Part 1 – communication, collaboration, visibility
New communications channels (blogs, microblogs, aggregators, virtual
conferences and poster sessions) and examples of successful applying
in science. New roles of blogs, Research Blogging initiative. Wikis,
Etherpad and Google Documents/Wave – platforms for document
co-writing. Collaboration for programmers, Git. Visibility and
recognition in the internets: StackOverflow and ResearcherID.

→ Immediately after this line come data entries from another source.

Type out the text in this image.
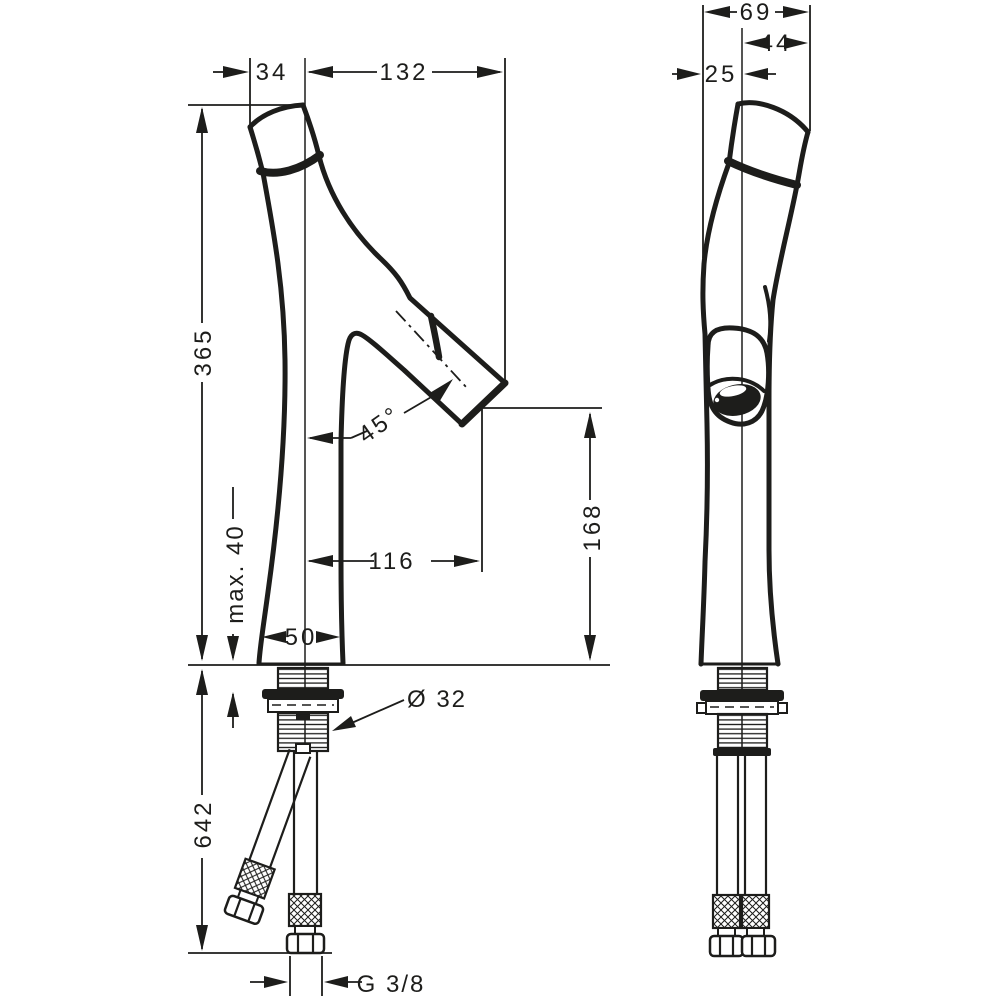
34	132
69
44
25
365
45°
168
116
max. 40
50
Ø 32
642
G 3/8
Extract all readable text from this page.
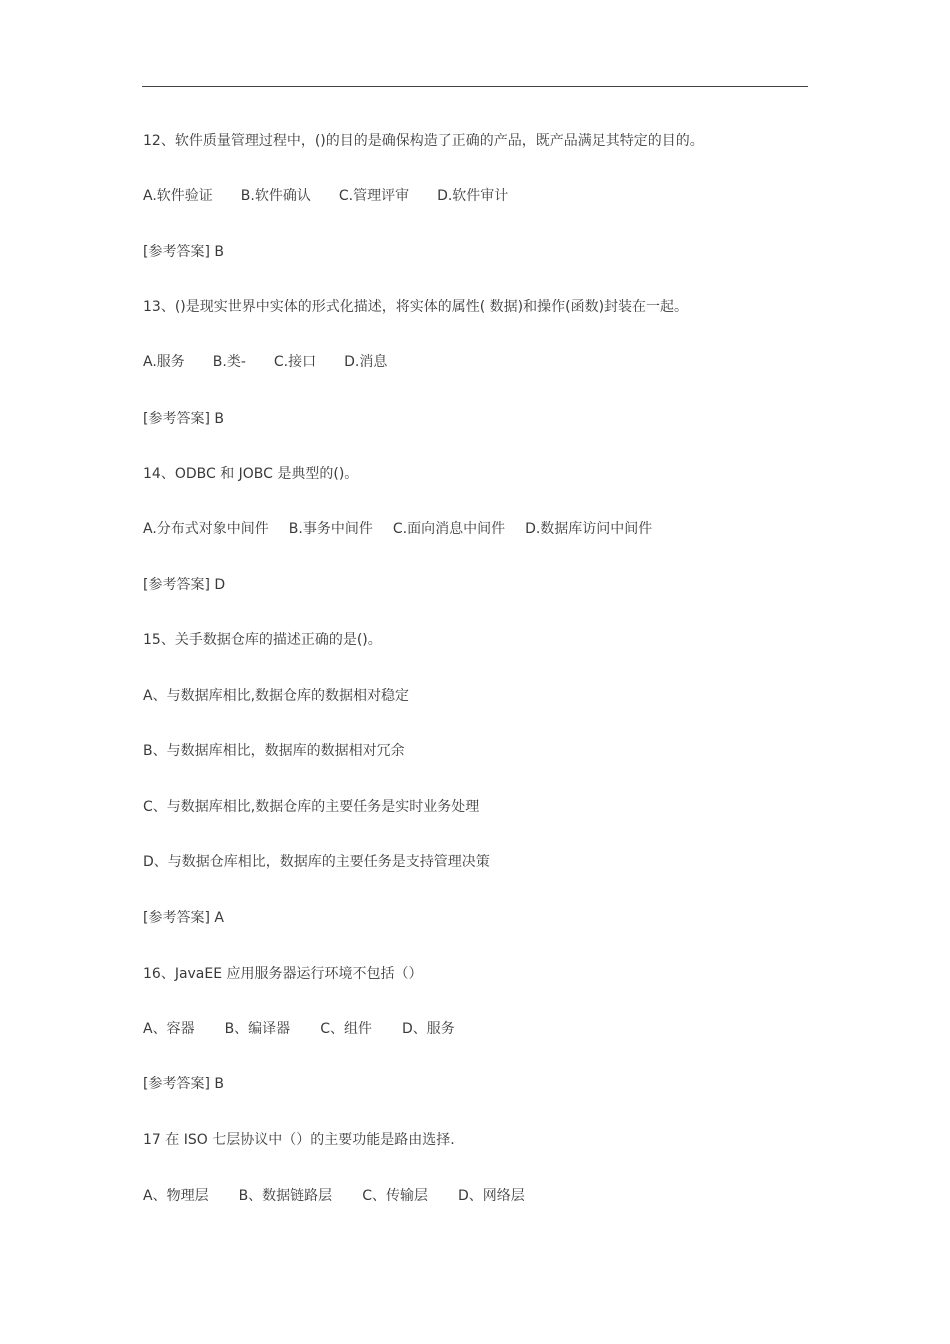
12、软件质量管理过程中，()的目的是确保构造了正确的产品，既产品满足其特定的目的。
A.软件验证 B.软件确认 C.管理评审 D.软件审计
[参考答案] B
13、()是现实世界中实体的形式化描述，将实体的属性( 数据)和操作(函数)封装在一起。
A.服务 B.类- C.接口 D.消息
[参考答案] B
14、ODBC 和 JOBC 是典型的()。
A.分布式对象中间件 B.事务中间件 C.面向消息中间件 D.数据库访问中间件
[参考答案] D
15、关手数据仓库的描述正确的是()。
A、与数据库相比,数据仓库的数据相对稳定
B、与数据库相比，数据库的数据相对冗余
C、与数据库相比,数据仓库的主要任务是实时业务处理
D、与数据仓库相比，数据库的主要任务是支持管理决策
[参考答案] A
16、JavaEE 应用服务器运行环境不包括（）
A、容器 B、编译器 C、组件 D、服务
[参考答案] B
17 在 ISO 七层协议中（）的主要功能是路由选择.
A、物理层 B、数据链路层 C、传输层 D、网络层
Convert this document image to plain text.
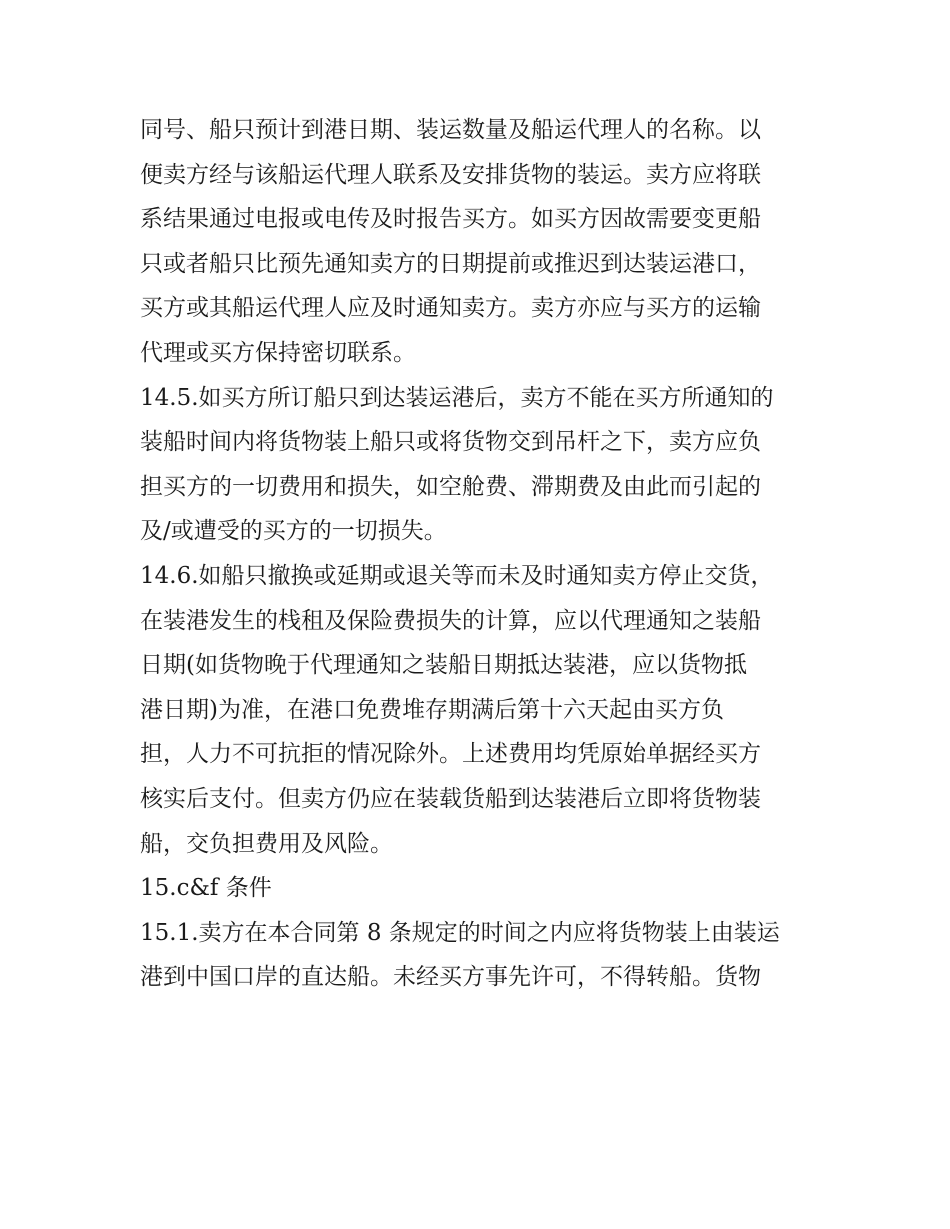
同号、船只预计到港日期、装运数量及船运代理人的名称。以
便卖方经与该船运代理人联系及安排货物的装运。卖方应将联
系结果通过电报或电传及时报告买方。如买方因故需要变更船
只或者船只比预先通知卖方的日期提前或推迟到达装运港口，
买方或其船运代理人应及时通知卖方。卖方亦应与买方的运输
代理或买方保持密切联系。
14.5.如买方所订船只到达装运港后，卖方不能在买方所通知的
装船时间内将货物装上船只或将货物交到吊杆之下，卖方应负
担买方的一切费用和损失，如空舱费、滞期费及由此而引起的
及/或遭受的买方的一切损失。
14.6.如船只撤换或延期或退关等而未及时通知卖方停止交货，
在装港发生的栈租及保险费损失的计算，应以代理通知之装船
日期(如货物晚于代理通知之装船日期抵达装港，应以货物抵
港日期)为准，在港口免费堆存期满后第十六天起由买方负
担，人力不可抗拒的情况除外。上述费用均凭原始单据经买方
核实后支付。但卖方仍应在装载货船到达装港后立即将货物装
船，交负担费用及风险。
15.c&f 条件
15.1.卖方在本合同第 8 条规定的时间之内应将货物装上由装运
港到中国口岸的直达船。未经买方事先许可，不得转船。货物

Part 2 – practical open science
Spectrum of openness in science. Community annotation of
genes/proteins/structures and why these aren’t so successful.
Crowdsourcing and citizen-science. Overview of open data repositories,
focusing on open data coming from pharma industry. Mechanisms of Open
Access and Open Notebook Science. Current discussions on intellectual
property – what’s not protected and what’s not licensable? Public
domain. Data citation. Openness vs metrics of academic effectiveness.
Part 3 – searching for information and literature management
Information overflow – myth or fact? Searching for information –
differences between PubMed and Google Scholar. Semantic analysis of
abstracts based on GoPubMed and NovoSeek. Targeted text-mining tools.
Literature management: online (Connotea, CiteULike) and desktop
(Zotero, Mendeley) approaches. Alternatives for EndNote. Automated or
not – literature recommendations. Web-based lab notebooks.